The paper introduces Bench4HLS, a comprehensive benchmarking framework designed to evaluate large language model (LLM) generated high‑level synthesis (HLS) code. Recognizing that existing benchmarks such as HLS‑Eval focus on small kernels, lack power‑performance‑area (PPA) analysis, and support only a limited number of tools, the authors construct a much larger and more diverse dataset of 170 manually curated HLS designs. Each entry consists of a natural‑language instruction, a synthesizable C/C++ HLS implementation, and a corresponding testbench, with an average of 88 lines of code per case, covering everything from simple kernels to full accelerator‑scale applications sourced from repositories like CHStone, HLS4ML, and Rosetta.

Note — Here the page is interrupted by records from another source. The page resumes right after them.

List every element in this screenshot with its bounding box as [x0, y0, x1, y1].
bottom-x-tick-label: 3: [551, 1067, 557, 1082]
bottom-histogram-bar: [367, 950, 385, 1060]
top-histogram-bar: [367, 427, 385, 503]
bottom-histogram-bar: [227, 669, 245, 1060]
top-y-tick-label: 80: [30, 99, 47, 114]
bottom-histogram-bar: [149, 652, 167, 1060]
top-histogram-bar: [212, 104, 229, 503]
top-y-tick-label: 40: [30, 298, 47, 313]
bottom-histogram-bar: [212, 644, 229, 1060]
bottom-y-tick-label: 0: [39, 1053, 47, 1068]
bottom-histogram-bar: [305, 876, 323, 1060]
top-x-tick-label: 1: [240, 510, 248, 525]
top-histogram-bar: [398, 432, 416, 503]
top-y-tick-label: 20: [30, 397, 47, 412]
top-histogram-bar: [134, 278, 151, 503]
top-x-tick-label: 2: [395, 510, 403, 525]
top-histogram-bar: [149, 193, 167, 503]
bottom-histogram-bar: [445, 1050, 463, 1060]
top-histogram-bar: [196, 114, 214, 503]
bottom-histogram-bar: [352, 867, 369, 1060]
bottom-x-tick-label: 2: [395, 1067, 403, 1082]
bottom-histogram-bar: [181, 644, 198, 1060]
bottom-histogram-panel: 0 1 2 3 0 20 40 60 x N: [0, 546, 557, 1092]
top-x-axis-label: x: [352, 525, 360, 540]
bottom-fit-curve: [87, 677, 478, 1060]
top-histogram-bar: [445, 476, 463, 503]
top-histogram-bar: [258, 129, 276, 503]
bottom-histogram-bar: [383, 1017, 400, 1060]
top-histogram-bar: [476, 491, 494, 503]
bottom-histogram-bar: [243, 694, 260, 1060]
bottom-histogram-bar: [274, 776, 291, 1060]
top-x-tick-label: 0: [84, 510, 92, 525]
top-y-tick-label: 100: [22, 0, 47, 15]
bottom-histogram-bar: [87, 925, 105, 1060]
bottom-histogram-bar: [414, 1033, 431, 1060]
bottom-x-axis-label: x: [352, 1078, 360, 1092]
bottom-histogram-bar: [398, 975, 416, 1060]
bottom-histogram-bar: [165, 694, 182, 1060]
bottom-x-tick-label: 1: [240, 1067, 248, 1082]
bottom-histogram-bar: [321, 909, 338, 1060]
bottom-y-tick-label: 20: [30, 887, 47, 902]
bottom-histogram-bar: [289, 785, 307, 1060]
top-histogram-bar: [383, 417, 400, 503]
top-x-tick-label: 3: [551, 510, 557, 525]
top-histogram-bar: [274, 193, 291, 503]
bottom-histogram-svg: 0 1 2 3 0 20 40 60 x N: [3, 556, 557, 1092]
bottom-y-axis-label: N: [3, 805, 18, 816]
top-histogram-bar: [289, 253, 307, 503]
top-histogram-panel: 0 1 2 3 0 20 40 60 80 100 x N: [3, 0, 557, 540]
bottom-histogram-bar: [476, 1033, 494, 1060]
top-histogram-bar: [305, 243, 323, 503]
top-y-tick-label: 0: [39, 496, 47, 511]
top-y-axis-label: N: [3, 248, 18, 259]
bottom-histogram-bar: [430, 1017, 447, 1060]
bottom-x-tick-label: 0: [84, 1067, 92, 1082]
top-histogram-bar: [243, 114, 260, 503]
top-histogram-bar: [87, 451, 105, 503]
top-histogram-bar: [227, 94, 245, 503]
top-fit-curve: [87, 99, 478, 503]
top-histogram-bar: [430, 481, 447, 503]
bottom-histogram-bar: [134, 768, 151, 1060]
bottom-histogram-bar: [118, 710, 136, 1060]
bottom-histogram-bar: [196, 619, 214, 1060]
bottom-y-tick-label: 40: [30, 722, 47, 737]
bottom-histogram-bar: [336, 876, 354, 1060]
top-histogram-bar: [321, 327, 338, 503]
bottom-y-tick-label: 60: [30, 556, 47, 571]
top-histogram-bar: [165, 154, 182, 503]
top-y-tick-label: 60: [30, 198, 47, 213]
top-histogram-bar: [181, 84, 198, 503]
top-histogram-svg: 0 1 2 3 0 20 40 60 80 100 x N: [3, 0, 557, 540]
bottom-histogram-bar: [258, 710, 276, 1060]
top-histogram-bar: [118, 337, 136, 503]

Bench4HLS provides a fully automated evaluation pipeline that proceeds through four stages: (1) compilation to catch syntax errors, (2) pre‑synthesis C‑simulation using the supplied testbench for functional correctness, (3) synthesis with Xilinx Vitis HLS (and optional Catapult HLS) to generate RTL, and (4) post‑synthesis simulation and RTL‑level validation. The pipeline is designed to be pluggable, allowing other HLS toolchains and downstream place‑and‑route tools (e.g., Vivado) to be integrated without code changes.

A key contribution is the modular PPA API. After synthesis, the framework automatically extracts latency, clock period, register, DSP, BRAM, and power metrics from the target toolchain, enabling side‑by‑side comparison of QoR across different tools and design variants. In addition, Bench4HLS embeds a design‑space exploration (DSE) engine that systematically varies pragmas, pipeline depths, and memory partitioning under user‑defined resource or timing budgets, reporting Pareto‑optimal trade‑offs such as ΔLatency, ΔFF utilization, and ΔPower.

The authors also provide a standardized Python API for integrating LLMs. They demonstrate the framework with several models—including GPT‑5, QwenCoder, and Llama—showing how each model can be queried with the natural‑language instruction, how the generated code is post‑processed, and how the resulting designs are fed through the full evaluation flow. The framework records compilation failures, functional mismatches, synthesis failures, and PPA degradations, offering a holistic view of each model’s strengths and weaknesses.

Compared to prior work, Bench4HLS expands the benchmark size (170 vs. ≤94 cases), adds full PPA analysis, supports multiple commercial HLS tools, and incorporates automated DSE and multi‑stage functional verification. This makes it the first end‑to‑end, practically meaningful benchmark for LLM‑driven HLS workflows. The authors argue that such a framework is essential for advancing LLM‑assisted hardware design, as it provides the necessary data, tooling, and metrics to guide future research toward fully automated, high‑quality FPGA accelerator generation without manual expert intervention.